Outtakes Make Life Beautifully Imperfect
When we have beautiful moments that we don’t want to forget, we often plaster them all over social media to show ourselves and the rest of the world, “Hey, this one thing went perfectly today!” And that’s great, but oftentimes the outtakes shown after the movie is over are my favorite part of the story. They are real, they are hilarious and they are perfectly imperfect. I, for one, would like to see way more of those; the more outtakes I see instead of highlight reels, the easier it is to find the humor in everyday mishaps, breakdowns and everything else that goes awry. So as a public service to you, the readers, to feel better about all of the things that go wrong that you DON’T want to publish on social media or talk openly about, I offer you free tickets to just a sampling of our epic and ongoing Sh*t Show, with the hope that we can remember to laugh our way through this struggle together.

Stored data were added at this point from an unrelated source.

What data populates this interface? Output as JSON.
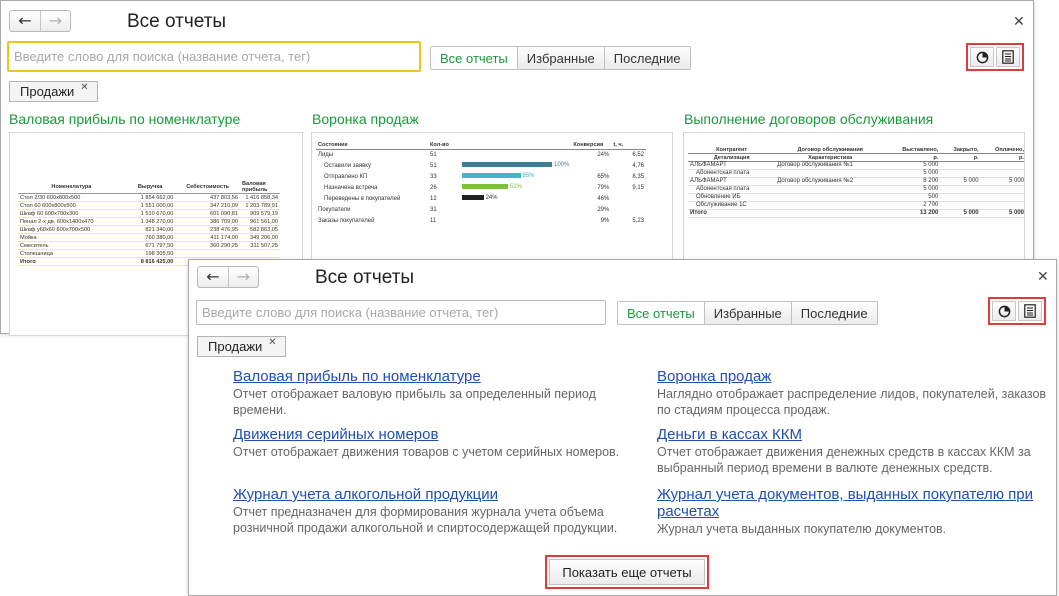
{
  "window_back": {
    "title": "Все отчеты",
    "search_placeholder": "Введите слово для поиска (название отчета, тег)",
    "tabs": [
      "Все отчеты",
      "Избранные",
      "Последние"
    ],
    "chip": "Продажи",
    "cards": [
      {
        "title": "Валовая прибыль по номенклатуре",
        "headers": [
          "Номенклатура",
          "Выручка",
          "Себестоимость",
          "Валовая прибыль"
        ],
        "rows": [
          [
            "Стол 2/30 600х800х500",
            "1 854 662,00",
            "437 803,56",
            "1 416 858,34"
          ],
          [
            "Стол 60 600х800х500",
            "1 551 000,00",
            "347 210,09",
            "1 203 789,91"
          ],
          [
            "Шкаф 60 600х700х300",
            "1 510 670,00",
            "601 090,81",
            "909 579,19"
          ],
          [
            "Пенал 2-х дв. 600х1400х470",
            "1 348 270,00",
            "386 709,00",
            "961 561,00"
          ],
          [
            "Шкаф у60х60 600х700х500",
            "821 340,00",
            "238 476,95",
            "582 863,05"
          ],
          [
            "Мойка",
            "760 380,00",
            "411 174,00",
            "349 206,00"
          ],
          [
            "Смеситель",
            "671 797,50",
            "360 290,25",
            "311 507,25"
          ],
          [
            "Столешница",
            "198 305,50",
            "",
            ""
          ],
          [
            "Итого",
            "8 816 425,00",
            "",
            ""
          ]
        ]
      },
      {
        "title": "Воронка продаж",
        "headers": [
          "Состояние",
          "Кол-во",
          "",
          "Конверсия",
          "t, ч."
        ],
        "rows": [
          {
            "label": "Лиды",
            "count": "51",
            "pct": "",
            "conv": "24%",
            "t": "6,52",
            "indent": false
          },
          {
            "label": "Оставили заявку",
            "count": "51",
            "pct": "100%",
            "conv": "",
            "t": "4,76",
            "indent": true,
            "bar": 100
          },
          {
            "label": "Отправлено КП",
            "count": "33",
            "pct": "65%",
            "conv": "65%",
            "t": "8,35",
            "indent": true,
            "bar": 65
          },
          {
            "label": "Назначена встреча",
            "count": "26",
            "pct": "51%",
            "conv": "79%",
            "t": "9,15",
            "indent": true,
            "bar": 51
          },
          {
            "label": "Переведены в покупателей",
            "count": "12",
            "pct": "24%",
            "conv": "46%",
            "t": "",
            "indent": true,
            "bar": 24
          },
          {
            "label": "Покупатели",
            "count": "31",
            "pct": "",
            "conv": "29%",
            "t": "",
            "indent": false
          },
          {
            "label": "Заказы покупателей",
            "count": "11",
            "pct": "",
            "conv": "9%",
            "t": "5,23",
            "indent": false
          }
        ],
        "colors": {
          "bar_main": "#3f7f96",
          "bar_alt": "#44b4c8",
          "bar_green": "#7ec13f",
          "bar_dark": "#222222"
        }
      },
      {
        "title": "Выполнение договоров обслуживания",
        "headers": [
          "Контрагент / Детализация",
          "Договор обслуживания / Характеристика",
          "Выставлено, р.",
          "Закрыто, р.",
          "Оплачено, р."
        ],
        "header_top": [
          "Контрагент",
          "Договор обслуживания",
          "Выставлено,",
          "Закрыто,",
          "Оплачено,"
        ],
        "header_bottom": [
          "Детализация",
          "Характеристика",
          "р.",
          "р.",
          "р."
        ],
        "rows": [
          [
            "АЛЬФАМАРТ",
            "Договор обслуживания №1",
            "5 000",
            "",
            ""
          ],
          [
            "Абонентская плата",
            "",
            "5 000",
            "",
            ""
          ],
          [
            "АЛЬФАМАРТ",
            "Договор обслуживания №2",
            "8 200",
            "5 000",
            "5 000"
          ],
          [
            "Абонентская плата",
            "",
            "5 000",
            "",
            ""
          ],
          [
            "Обновление ИБ",
            "",
            "500",
            "",
            ""
          ],
          [
            "Обслуживание 1С",
            "",
            "2 700",
            "",
            ""
          ],
          [
            "Итого",
            "",
            "13 200",
            "5 000",
            "5 000"
          ]
        ]
      }
    ]
  },
  "window_front": {
    "title": "Все отчеты",
    "search_placeholder": "Введите слово для поиска (название отчета, тег)",
    "tabs": [
      "Все отчеты",
      "Избранные",
      "Последние"
    ],
    "chip": "Продажи",
    "reports_left": [
      {
        "title": "Валовая прибыль по номенклатуре",
        "desc": "Отчет отображает валовую прибыль за определенный период времени."
      },
      {
        "title": "Движения серийных номеров",
        "desc": "Отчет отображает движения товаров с учетом серийных номеров."
      },
      {
        "title": "Журнал учета алкогольной продукции",
        "desc": "Отчет предназначен для формирования журнала учета объема розничной продажи алкогольной и спиртосодержащей продукции."
      }
    ],
    "reports_right": [
      {
        "title": "Воронка продаж",
        "desc": "Наглядно отображает распределение лидов, покупателей, заказов по стадиям процесса продаж."
      },
      {
        "title": "Деньги в кассах ККМ",
        "desc": "Отчет отображает движения денежных средств в кассах ККМ за выбранный период времени в валюте денежных средств."
      },
      {
        "title": "Журнал учета документов, выданных покупателю при расчетах",
        "desc": "Журнал учета выданных покупателю документов."
      }
    ],
    "more_button": "Показать еще отчеты"
  },
  "icons": {
    "back": "arrow-left-icon",
    "forward": "arrow-right-icon",
    "close": "close-icon",
    "chart_view": "pie-chart-icon",
    "list_view": "list-icon",
    "chip_remove": "close-icon"
  },
  "colors": {
    "accent_green": "#1a9a3a",
    "link_blue": "#1f4fb0",
    "highlight_red": "#e03b3b",
    "search_focus": "#f0c419"
  }
}
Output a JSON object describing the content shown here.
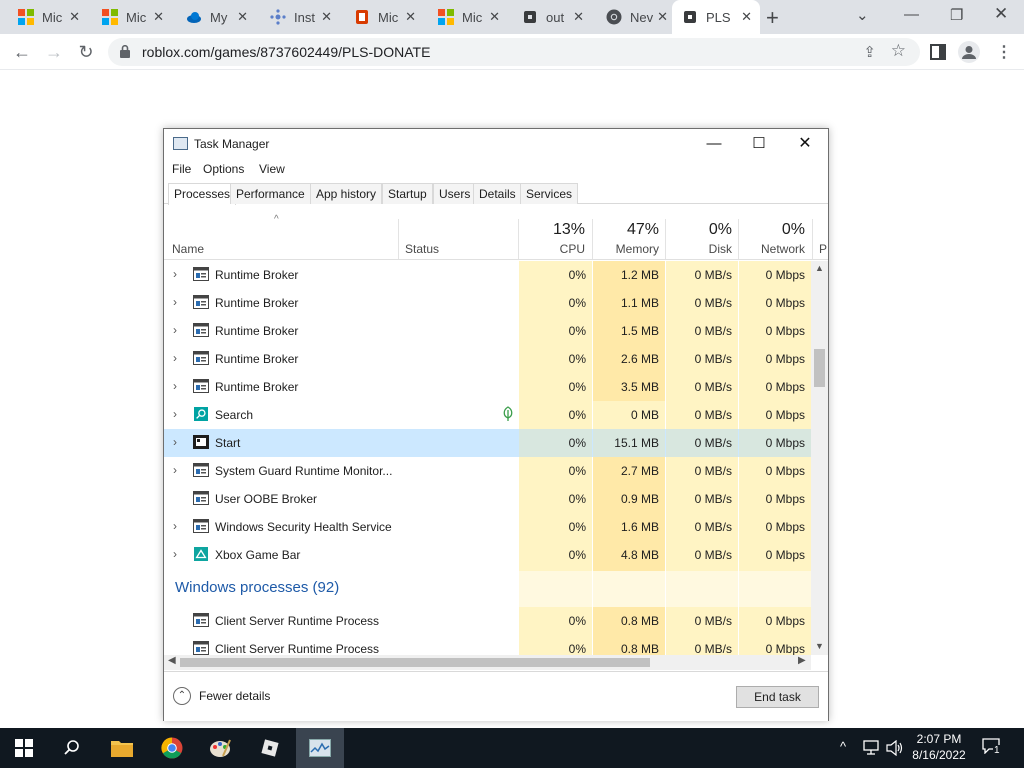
{
  "browser": {
    "tabs": [
      {
        "label": "Mic",
        "icon": "microsoft-icon"
      },
      {
        "label": "Mic",
        "icon": "microsoft-icon"
      },
      {
        "label": "My",
        "icon": "onedrive-icon"
      },
      {
        "label": "Inst",
        "icon": "cluster-icon"
      },
      {
        "label": "Mic",
        "icon": "office-icon"
      },
      {
        "label": "Mic",
        "icon": "microsoft-icon"
      },
      {
        "label": "out",
        "icon": "roblox-icon"
      },
      {
        "label": "Nev",
        "icon": "chrome-icon"
      },
      {
        "label": "PLS",
        "icon": "roblox-icon",
        "active": true
      }
    ],
    "url": "roblox.com/games/8737602449/PLS-DONATE"
  },
  "taskmanager": {
    "title": "Task Manager",
    "menu": [
      "File",
      "Options",
      "View"
    ],
    "tabs": [
      "Processes",
      "Performance",
      "App history",
      "Startup",
      "Users",
      "Details",
      "Services"
    ],
    "columns": {
      "name": "Name",
      "status": "Status",
      "cpu_pct": "13%",
      "cpu": "CPU",
      "mem_pct": "47%",
      "mem": "Memory",
      "disk_pct": "0%",
      "disk": "Disk",
      "net_pct": "0%",
      "net": "Network",
      "power": "P"
    },
    "rows": [
      {
        "name": "Runtime Broker",
        "cpu": "0%",
        "mem": "1.2 MB",
        "disk": "0 MB/s",
        "net": "0 Mbps"
      },
      {
        "name": "Runtime Broker",
        "cpu": "0%",
        "mem": "1.1 MB",
        "disk": "0 MB/s",
        "net": "0 Mbps"
      },
      {
        "name": "Runtime Broker",
        "cpu": "0%",
        "mem": "1.5 MB",
        "disk": "0 MB/s",
        "net": "0 Mbps"
      },
      {
        "name": "Runtime Broker",
        "cpu": "0%",
        "mem": "2.6 MB",
        "disk": "0 MB/s",
        "net": "0 Mbps"
      },
      {
        "name": "Runtime Broker",
        "cpu": "0%",
        "mem": "3.5 MB",
        "disk": "0 MB/s",
        "net": "0 Mbps"
      },
      {
        "name": "Search",
        "cpu": "0%",
        "mem": "0 MB",
        "disk": "0 MB/s",
        "net": "0 Mbps"
      },
      {
        "name": "Start",
        "cpu": "0%",
        "mem": "15.1 MB",
        "disk": "0 MB/s",
        "net": "0 Mbps"
      },
      {
        "name": "System Guard Runtime Monitor...",
        "cpu": "0%",
        "mem": "2.7 MB",
        "disk": "0 MB/s",
        "net": "0 Mbps"
      },
      {
        "name": "User OOBE Broker",
        "cpu": "0%",
        "mem": "0.9 MB",
        "disk": "0 MB/s",
        "net": "0 Mbps"
      },
      {
        "name": "Windows Security Health Service",
        "cpu": "0%",
        "mem": "1.6 MB",
        "disk": "0 MB/s",
        "net": "0 Mbps"
      },
      {
        "name": "Xbox Game Bar",
        "cpu": "0%",
        "mem": "4.8 MB",
        "disk": "0 MB/s",
        "net": "0 Mbps"
      }
    ],
    "group_label": "Windows processes (92)",
    "rows2": [
      {
        "name": "Client Server Runtime Process",
        "cpu": "0%",
        "mem": "0.8 MB",
        "disk": "0 MB/s",
        "net": "0 Mbps"
      },
      {
        "name": "Client Server Runtime Process",
        "cpu": "0%",
        "mem": "0.8 MB",
        "disk": "0 MB/s",
        "net": "0 Mbps"
      }
    ],
    "fewer_details": "Fewer details",
    "end_task": "End task"
  },
  "taskbar": {
    "time": "2:07 PM",
    "date": "8/16/2022",
    "notification_count": "1"
  }
}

In order to even complete this article well before Halloween, I found myself in the dark listening to Sinatra’s Christmas album at 10:34 p.m. on a school night while whispering words into my phone using the dictation feature. I am not a fan of pushing holidays or seasons well in advance, but this was necessary for two reasons. One was that my youngest (who had a freshly broken elbow) requested it, and two, it was Frank Sinatra. You wouldn’t dream of saying no to Old Blue Eyes—neither Frank nor the youngest imp with the dreadlock rasta hair and cherub cheeks jabbing me rhythmically to “Jingle Bells” with her pretty new purple cast. Our past few weeks have gone down in the history books with some very memorable moments that were mostly not at all funny while we were experiencing them. But even a day or two, or talking to the right person, can give you the perspective of humor. And humor saves lives, people.
Let me just invite you into my kitchen on a recent (yet laughably typical) school morning: I have just tripped on a Furbee (thank you SO much Heather for passing that old school gem down), and then all three children jump on my back and begin singing “Unsteady” by X Ambassadors. I fall. Now we’re all singing, we’re laughing, and the kids begin taking bets as to which family member will be the next to break a bone. While down on the floor, I begin to scavenge through memories of our beloved minivan that drowned in Hurricane Matthew for the pieces of our lives.
The people at the rental car companies sent us on a wild goose chase that ended in Virginia to await a rental car that never came. After four hair-raising days, I gave in and dragged the whole pitiful lot of us to Carmax to purchase a new vehicle, wearing nothing but pajamas and weary glimmers of hope. My heart said, “electric engine VW Bus,” but the selection available and never wanting to get stuck in the wrath of our unpredictable weather again said, “gas guzzling ginormous Suburban with light-colored interior that shall promptly get destroyed by my spawn.”
We drove home victoriously in our new mothership, and the following day we had about 30 minutes’ notice to clean out our minivan/mobile home before it was hauled to the junkyard unceremoniously. Obviously notebooks were in the console, flip flops and water bottles were stuffed under the seats. “Important papers” were shoved in visors and sweatshirts were draped across the backs of car seats and randomly scattered about.
Being exiled in Virginia for days threw us off more than usual for our morning routine, so now we have some new games to play to put the puzzle pieces back together. “On your mark, get set…” This is the signal for the race to hunt down our morning outfits. Every item of clothing is clean, but since the housekeeper I don’t have never shows up, the items are strewn about as if the hurricane came directly through the house. The first to locate their complete outfit gets whatever “prize” I can dream up—a Skittle, being in control of the radio on the way to school, or other awesome incentives, like not being partially naked in school.
While negotiating with the youngest terrorist as to how many snuggle buddies she can drag with her “good arm” into the car, I glimpse at the clock. Damn it, late again! I call a spade a spade and demand that someone locate a crayon or marker and something to write our tardy note upon. I hope that someone is saving those notes, because they are probably worth an article of their own.
Believe it or not, I am grateful every single day for these insane moments and the tiny humans who live with me—grateful, every damn day. A dear friend sent me this quote by Sigmund Freud to start off my day the following morning: “One day, in retrospect, the years of struggle will strike you as the most beautiful.” Freud had some interesting perspectives, that’s for sure—but even in the midst of chaos I can see the beauty and the humor, and I hope you can, too.